The company has moved for a protective order on those documents.
“After parking on the freeway shoulder for a few minutes, the driver engaged Autopilot and then proceeded to continuously press the accelerator pedal controlling the vehicle’s speed; thus, the driver overrode whatever speed control Autopilot was providing,” Tesla’s lawyers at Buchalter wrote on March 11.
“Because the driver’s hands were not detected on the steering wheel, the system appropriately published alerts to him to put his hands on the wheel, and when he did not, Autopilot ‘struck out,’ meaning Autopilot turned off and could not be turned back on for the rest of the drive cycle.
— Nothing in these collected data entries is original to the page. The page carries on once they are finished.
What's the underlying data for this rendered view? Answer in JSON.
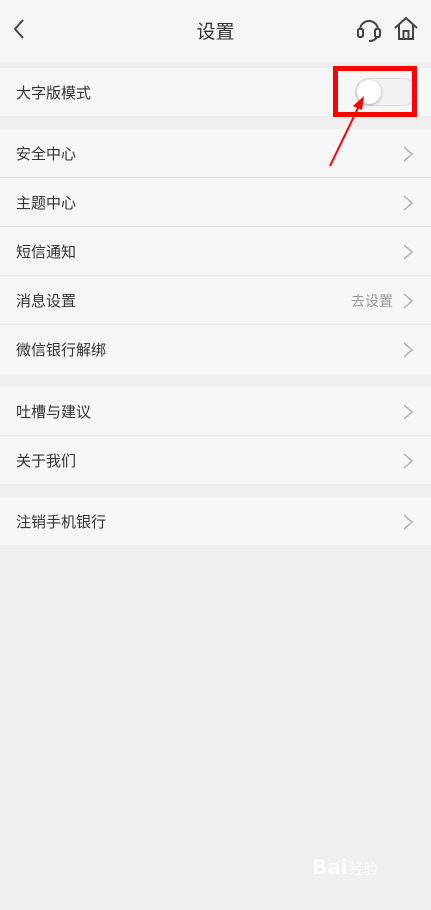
{
  "header": {
    "title": "设置"
  },
  "large_mode": {
    "label": "大字版模式",
    "enabled": false
  },
  "group2": [
    {
      "label": "安全中心"
    },
    {
      "label": "主题中心"
    },
    {
      "label": "短信通知"
    },
    {
      "label": "消息设置",
      "value": "去设置"
    },
    {
      "label": "微信银行解绑"
    }
  ],
  "group3": [
    {
      "label": "吐槽与建议"
    },
    {
      "label": "关于我们"
    }
  ],
  "group4": [
    {
      "label": "注销手机银行"
    }
  ],
  "watermark": {
    "text": "Bai",
    "sub": "经验"
  },
  "colors": {
    "highlight": "#ff0000",
    "background": "#efefef"
  }
}
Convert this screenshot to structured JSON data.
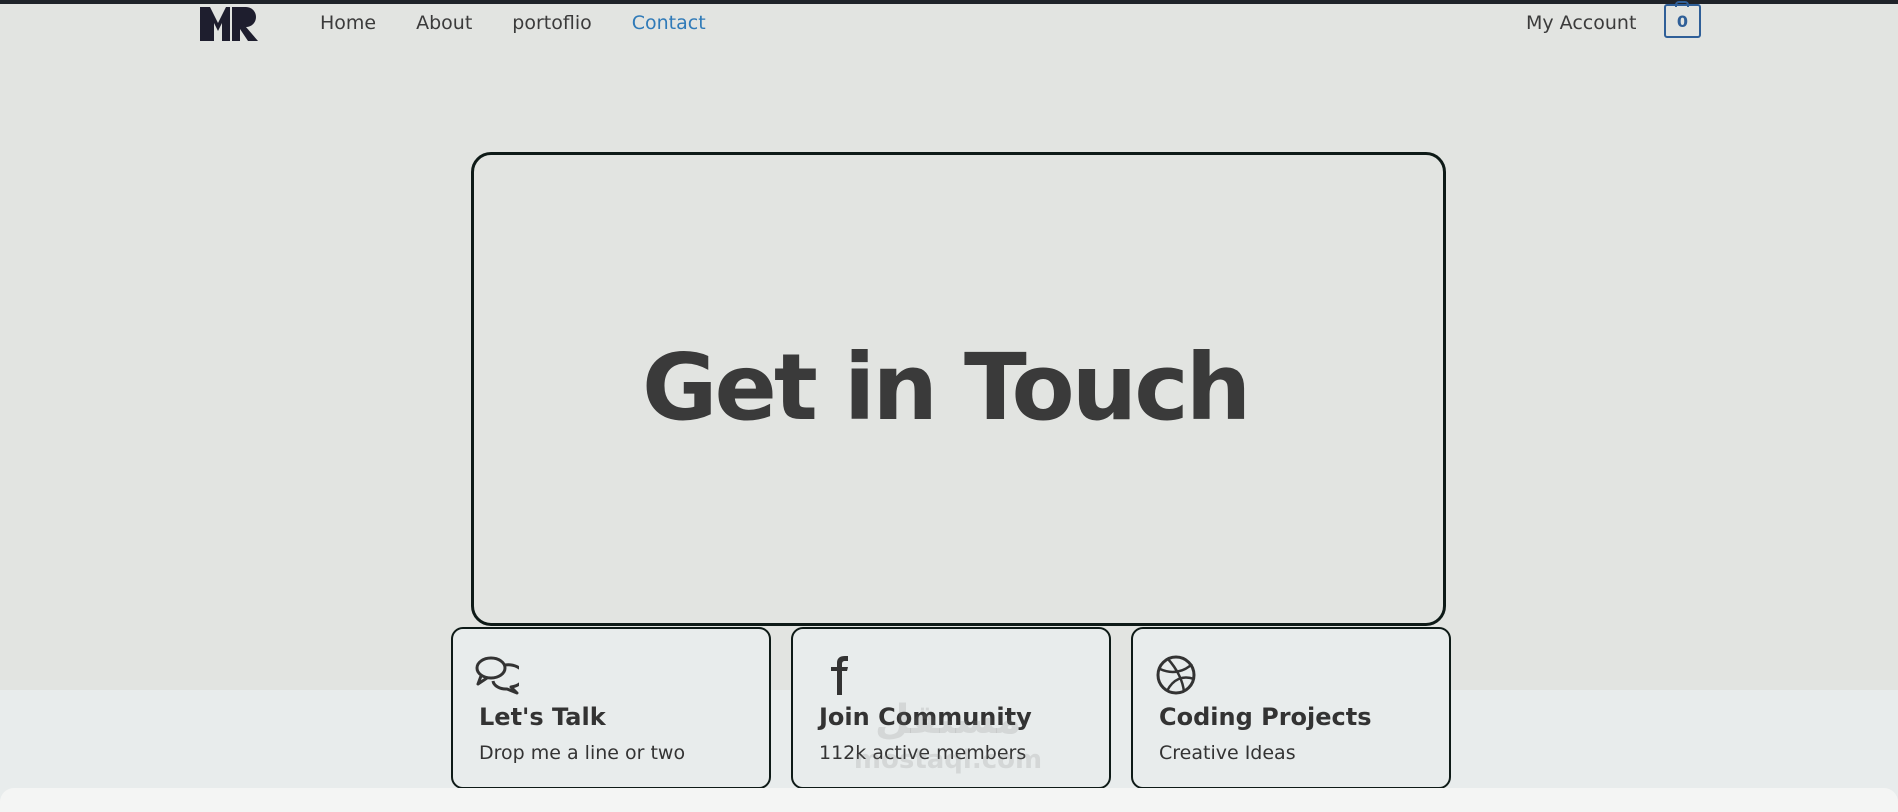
{
  "nav": {
    "items": [
      {
        "label": "Home"
      },
      {
        "label": "About"
      },
      {
        "label": "portoflio"
      },
      {
        "label": "Contact"
      }
    ],
    "active": "Contact"
  },
  "account": {
    "label": "My Account"
  },
  "cart": {
    "count": "0"
  },
  "hero": {
    "title": "Get in Touch"
  },
  "cards": [
    {
      "icon": "chat-bubbles-icon",
      "title": "Let's Talk",
      "subtitle": "Drop me a line or two"
    },
    {
      "icon": "facebook-icon",
      "title": "Join Community",
      "subtitle": "112k active members"
    },
    {
      "icon": "dribbble-icon",
      "title": "Coding Projects",
      "subtitle": "Creative Ideas"
    }
  ],
  "watermark": {
    "text": "mostaql.com"
  },
  "colors": {
    "accent": "#2f7ab8",
    "cart": "#2f5f98",
    "border": "#0e1a17",
    "background": "#e2e4e1"
  }
}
“The strike out triggered a pop-up instruction to ‘Take Over Immediately;’ this was 12 seconds before the first rear-end impact on the freeway.”
After that impact, David Brown hit the accelerator and steered off the freeway without braking, Tesla says. He was travelling 114 mph when he crashed into a pickup truck at the end of an off-ramp, 17 seconds after Autopilot struck out.
“None of this has anything to do with Autopilot, as Autopilot was disengaged,” Tesla says. “Autopilot does not function at over 90 mph, it was not active or engaged here, even when Autopilot was engaged the driver overrode it by pressing the accelerator pedal, and the reason the crash happened is because the driver accelerated and steered and caused the crash.”
Tesla also doesn’t want Autopilot materials it shares with the plaintiffs to be available to lawyers in litigation involving its other models. Instead, the sharing provision should be limited to motor control system information on Model 3s, it says.